For surviving companies, the easing of the driver crunch is a welcome relief.
“Drivers are simply choosing to stay with their companies,” Kidd said. “Trucking companies are now fine-tuning their operations with respect to driver pay and benefits. You’re not necessarily out there offering signing bonuses.”
In USA Truck’s case, facing $2.2 million in third-quarter expenses related solely to an October 2000 pay increase, bonuses for newly hired drivers are not in the cards.
Starting in the second quarter of 2001, the company capped the amount of compensation for driving experience it offered to new hires. During the third quarter, the pay scale for drivers with less than a year’s experience was lowered.
And last month, USA Truck lowered the pay scale for new drivers with more than a year in the industry, a change designed to “reduce driver pay as a percent of revenue without substantially affecting the strides we have made in the areas of safety, recruiting and retention,” the company said.

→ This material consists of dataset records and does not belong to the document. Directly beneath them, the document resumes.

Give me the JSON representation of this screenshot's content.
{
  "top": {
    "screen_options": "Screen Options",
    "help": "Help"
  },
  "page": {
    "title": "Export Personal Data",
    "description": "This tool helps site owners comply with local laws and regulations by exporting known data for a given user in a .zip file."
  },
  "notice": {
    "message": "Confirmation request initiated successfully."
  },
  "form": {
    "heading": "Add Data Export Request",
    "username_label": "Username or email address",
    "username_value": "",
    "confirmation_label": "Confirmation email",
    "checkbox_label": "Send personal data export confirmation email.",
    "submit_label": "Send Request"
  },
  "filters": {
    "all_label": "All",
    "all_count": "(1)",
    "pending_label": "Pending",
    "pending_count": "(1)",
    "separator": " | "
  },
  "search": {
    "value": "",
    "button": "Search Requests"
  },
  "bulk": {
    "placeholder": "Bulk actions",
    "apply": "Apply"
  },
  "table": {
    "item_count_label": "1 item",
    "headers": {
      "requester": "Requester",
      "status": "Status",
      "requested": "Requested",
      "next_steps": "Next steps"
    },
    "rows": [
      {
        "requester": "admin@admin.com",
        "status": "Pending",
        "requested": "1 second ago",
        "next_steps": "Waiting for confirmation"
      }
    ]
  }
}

Existing drivers will begin to notice changes soon. The company plans no truck trade-ins next year.
“We will instead extend the lives of the equipment that would normally have traded next year,” the company said. “We will return to a normal trading schedule when [used-truck] market conditions improve.”
Orler hastened to dispel the notion that the company was installing an austerity program.
“We try to get [drivers] every new improvement that comes along,” he said. “Our plan is to continue to do that. We have extended the life on some of our units, which may be something of a negative, but there’s not much of a market for used trucks.”
The Trend
SignPost’s quarterly National Survey of Driver Wages confirms that the Arkansas carriers are part of a national trend.
“With the industry suffering from high fuel costs and slow freight, it is not surprising that few carriers elected to make a significant change in their wage packages,” the company stated earlier this year.
“Being able to keep trucks full of drivers without increasing wages is welcome news to truckload carriers under severe profit pressures,” National Survey Editor David Goodson said.
Orler agreed.
“We’re right on our plan,” he said. “We’ve been able to get everyone we need,” while complaints have been almost nonexistent from veteran drivers.
“I think maybe they have a little more appreciation for their job,” he said.